The Madonna and the Mystical Rose |
17. In the “Ogg
Grows in Gotham” episode of TV’s Batman,
narrator Desmond Doomsday (voiced by Batman
creator William Dozier) refers to Vincent Price’s Egghead as “The World’s
Greatest Criminal Mind.” The descriptive phrase was also the title of song sung
by Professor Ratigan in Disney’s The
Great Mouse Detective. Voicing Ratigan was none other than Vincent Price.
18. Price really
made Trevor Crole-Rees earn his keep while filming The Abominable Dr. Phibes.
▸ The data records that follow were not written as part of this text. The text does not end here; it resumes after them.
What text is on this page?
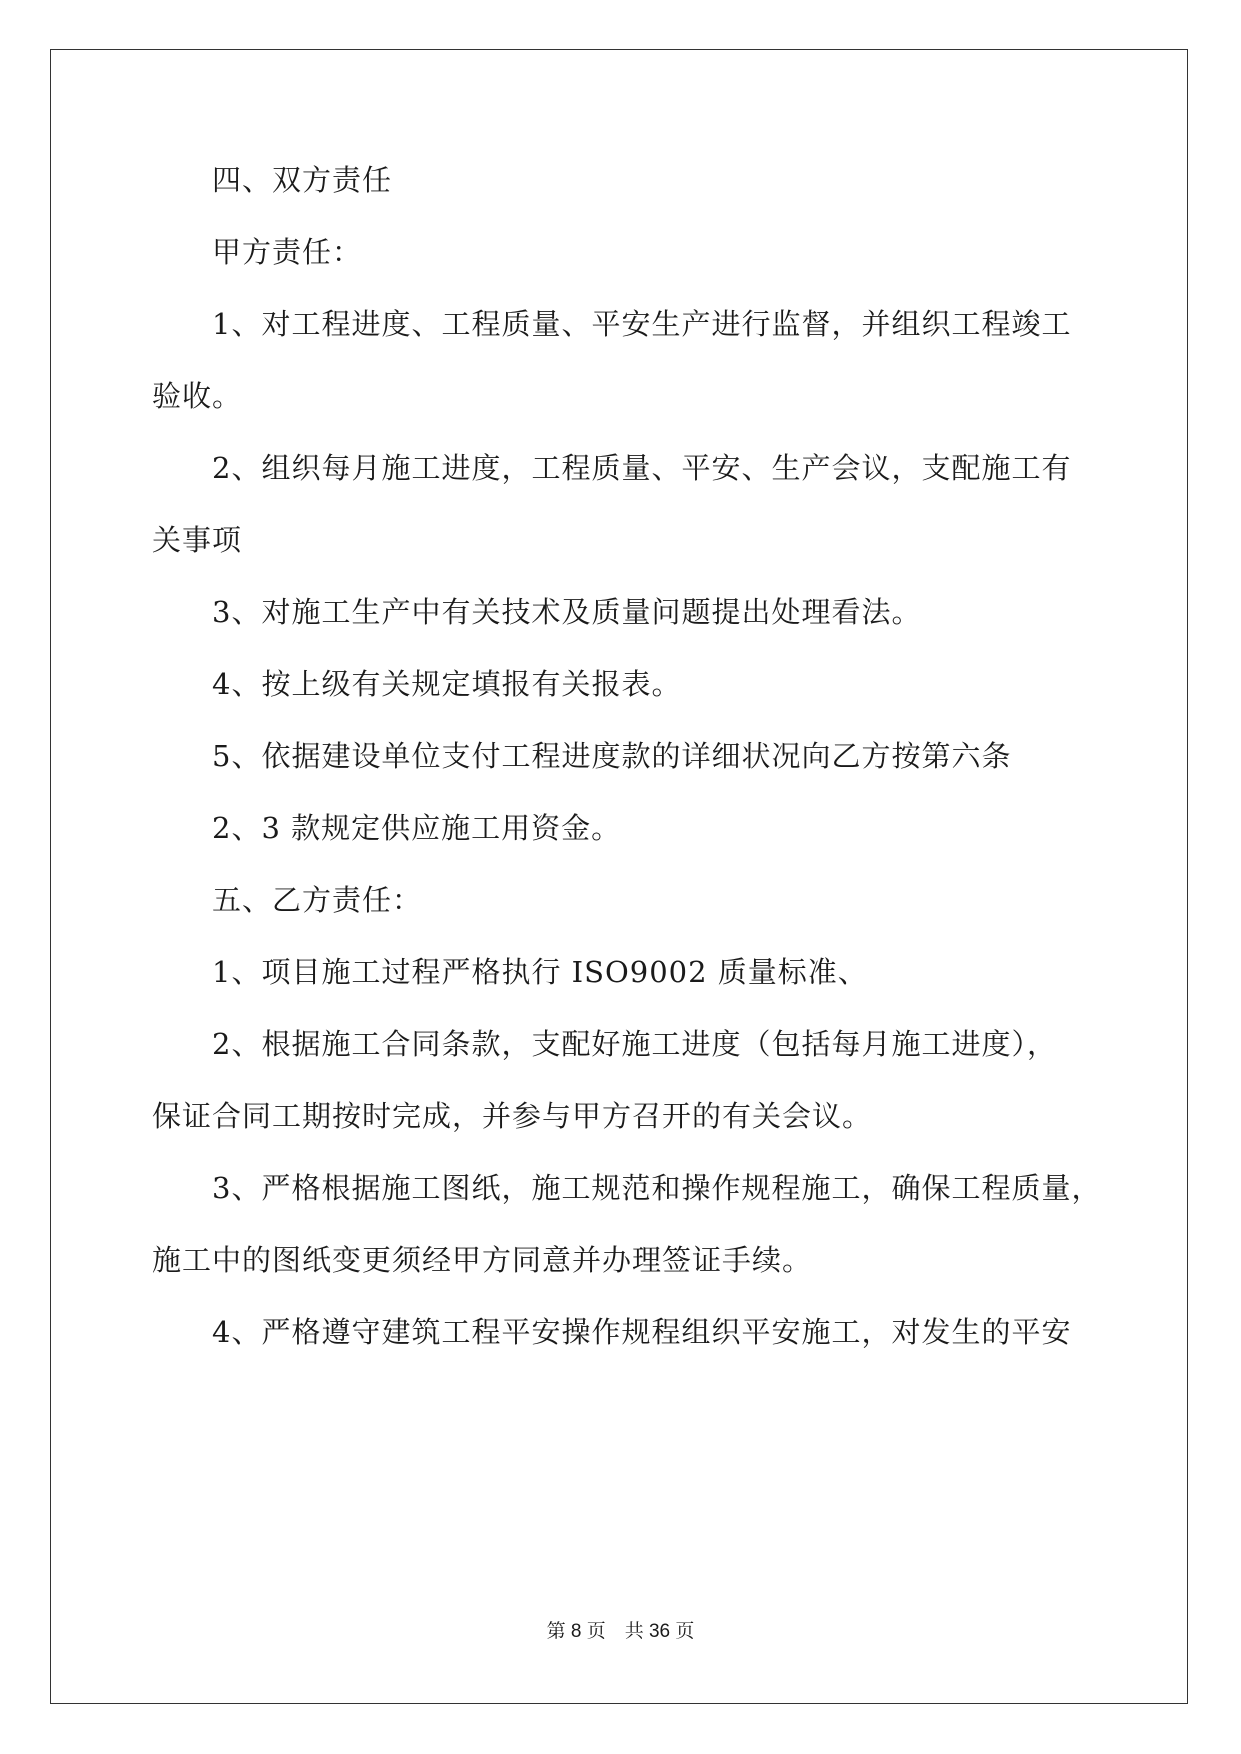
四、双方责任
甲方责任：
1、对工程进度、工程质量、平安生产进行监督，并组织工程竣工
验收。
2、组织每月施工进度，工程质量、平安、生产会议，支配施工有
关事项
3、对施工生产中有关技术及质量问题提出处理看法。
4、按上级有关规定填报有关报表。
5、依据建设单位支付工程进度款的详细状况向乙方按第六条
2、3 款规定供应施工用资金。
五、乙方责任：
1、项目施工过程严格执行 ISO9002 质量标准、
2、根据施工合同条款，支配好施工进度（包括每月施工进度），
保证合同工期按时完成，并参与甲方召开的有关会议。
3、严格根据施工图纸，施工规范和操作规程施工，确保工程质量，
施工中的图纸变更须经甲方同意并办理签证手续。
4、严格遵守建筑工程平安操作规程组织平安施工，对发生的平安
第 8 页　共 36 页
Price says he laughed so much while
playing the title ghoul that makeup man Crole-Rees had to touch up the
elaborate scars “every five minutes.”
19. After
contributing a spooky rap to the title track of the best selling album in U.S.
pop history, Vincent Price was deeply irritated that he did not get a piece of
the royalties for “Thriller”. When Michael Jackson got wind of this, he sent
Price what the pop star thought was adequate recompense: a few framed gold
records and a poster of himself. Price was not thrilled.
20. In 1973,
Vincent Price finally got the chance to share scenes with the man who could be
his British counterpart, Peter Cushing, in Madhouse.
The two horror stars had missed chances to work together twice before: once
when they both appeared in Scream and
Scream Again but shared no scenes and then in The Abominable Dr. Phibes when Cushing dropped out to attend to his
ailing wife, Helen, while the role of Dr. Vesalius went to Joseph Cotten.
Later, Price and Cushing loaned their voices to the radio serial Aliens in the Mind and their voices and
bodies to the late-career film House of
the Long Shadows, costarring Christopher Lee, a close friend of Price’s who
shared his birthday. In a most unusual collaboration, Price and Cushing
inspired the name of Roddy McDowall’s vampire-hunter Peter Vincent in Fright Night.